Team Approach Engages Residents in Quality Improvement
In the American College of Graduate Medical Education (ACGME)’s new milestones era, the Practice-based Learning and Improvement Milestone requires “incorporation of quality improvement (QI) and patient safety initiatives into personal practice.” Since the 2012-2013 academic year, Vice Chair for Education, Dr. Harendra Arora has worked with PSQI-involved faculty members to assign clinical anesthesia (CA)-2 residents to faculty-led, team-based Patient Safety and Quality Improvement (PSQI) projects that teach them perioperative process improvement.
(L to R) Dr. Jessica Hodnett (CA-2) and Dr. Daniel Rosenkrans (CA-3) participated in a team-based PSQI project to develop best practice guidelines.
Arora noted: “Incorporating a team-based QI project into our resident academic curriculum has helped give our residents the unique opportunity to systematically identify problem areas in the clinical arena, implement a change and measure the impact of that change.”
In UNC School of Medicine (SOM)’s Institute for Healthcare Quality Improvement (IHQI) 2015-2016 seed grant cycle, the IHQI’s Improvement Scholars Program awarded Assistant Professor Dr. Greg Balfanz and Associate Professor Dr. Peggy McNaull $50K to carry out their proposal – “Implementation of an Updated UNC Hospitals Standard Surgical Blood Order Schedule and UNC Intraoperative Blood Product Transfusion Best Practice Guidelines.” Drs. Jessica Hodnett (then CA-2), Daniel Rosenkrans (then CA-1) and Joe Piscitello (then CA-3) all signed on, eager to learn intraoperative PSQI principles via participating in best practice guidelines development and implementation.
Approved Improvement Scholars Program projects are expected to improve a patient population’s clinical care and outcomes by implementing proven and/or expert-recommended strategies and approaches.

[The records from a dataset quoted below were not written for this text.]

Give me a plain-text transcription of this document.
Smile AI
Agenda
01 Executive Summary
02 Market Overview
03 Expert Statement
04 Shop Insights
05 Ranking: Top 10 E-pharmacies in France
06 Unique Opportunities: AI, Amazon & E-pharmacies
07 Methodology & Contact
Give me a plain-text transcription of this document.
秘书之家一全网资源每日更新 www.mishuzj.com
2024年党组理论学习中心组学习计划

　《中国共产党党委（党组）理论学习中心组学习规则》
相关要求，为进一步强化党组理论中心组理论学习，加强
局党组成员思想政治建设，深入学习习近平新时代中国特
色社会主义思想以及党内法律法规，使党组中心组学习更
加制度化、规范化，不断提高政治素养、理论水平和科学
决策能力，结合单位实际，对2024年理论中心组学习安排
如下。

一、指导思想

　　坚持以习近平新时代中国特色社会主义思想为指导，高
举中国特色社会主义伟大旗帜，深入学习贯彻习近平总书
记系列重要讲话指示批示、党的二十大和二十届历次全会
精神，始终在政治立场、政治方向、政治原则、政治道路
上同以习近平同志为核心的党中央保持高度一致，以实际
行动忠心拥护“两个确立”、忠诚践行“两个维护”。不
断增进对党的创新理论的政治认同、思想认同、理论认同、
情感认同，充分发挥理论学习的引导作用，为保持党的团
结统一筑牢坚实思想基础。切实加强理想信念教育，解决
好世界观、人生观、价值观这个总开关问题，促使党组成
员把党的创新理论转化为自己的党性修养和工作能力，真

To meet this aim, Balfanz and McNaull partnered with UNC’s Departments of Urology and Transfusion Medicine, using Urology’s large volume of high blood utilization cases (eg, cystectomy). If the pilot best practice guidelines could reduce transfusion rates, they could potentially be spread across all adult surgical cases at UNC.
From October 2015-April 2016, newly developed best practice guidelines were applied to all Urology cases. In comparing post-intervention case data (N=326) with its counterpart from a longer pre-intervention (April 2014-January 2015) period (N=529), the faculty/resident team examined two main metrics – 1) units of blood transfused intraoperatively; and 2) intraoperative nadir hemoglobin (nHb) levels. The Department’s PSQI Manager Nathan Woody then applied Process Sigma Calculation – a QI-driven data analysis approach to reduce variation, associated defects, wastes and risks in any process – to analyze pre- and post-intervention transfusion rates. Analysis showed a significant pre-/post-intervention reduction in transfusion rate (-7.7%), prompting implementation of the best practice guidelines across all adult Enhanced Recovery After Anesthesia (ERAS) programs within UNC.
Hodnett presented her experience learning PSQI principles and their results at the American Society of Anesthesiologists 2016 Annual Meeting. Now a CA-3, Rosenkrans shared his thoughts reflecting a trainee’s early-career exposure to identifying and developing ways to use PSQI principles to improve patient outcomes:
“When I started this project, it was hard to imagine how providing guidelines might change practices at our hospital. Now that [the best practice guidelines] have functioned for some time, it’s rewarding to receive periodic updates showing a reduction in transfusions. I learned that creating a system such as this requires many multidisciplinary conversations and the flexibility to overcome inevitable bumps along the road.”
Emphasizing the importance of PSQI education, Arora concluded: “Through the [team-based], systematic engagement of residents and faculty, the Department has cultivated a culture supporting QI which further encourages everyone to work toward the common goal of improved patient care and safety. This exercise prepares them for a future in healthcare delivery that is cost-effective, efficient, outcomes-based, and patient-centered.”
Data analysis accounting for process defects and waste (Process Sigma Calculation) indicated pilot best practice guidelines helped reduce transfusion rates in high blood utilization Urology cases. Reduced rates provided a means for broadly implementing these guidelines across adult Enhanced Recovery After Anesthesia (ERAS) programs at UNC Hospitals.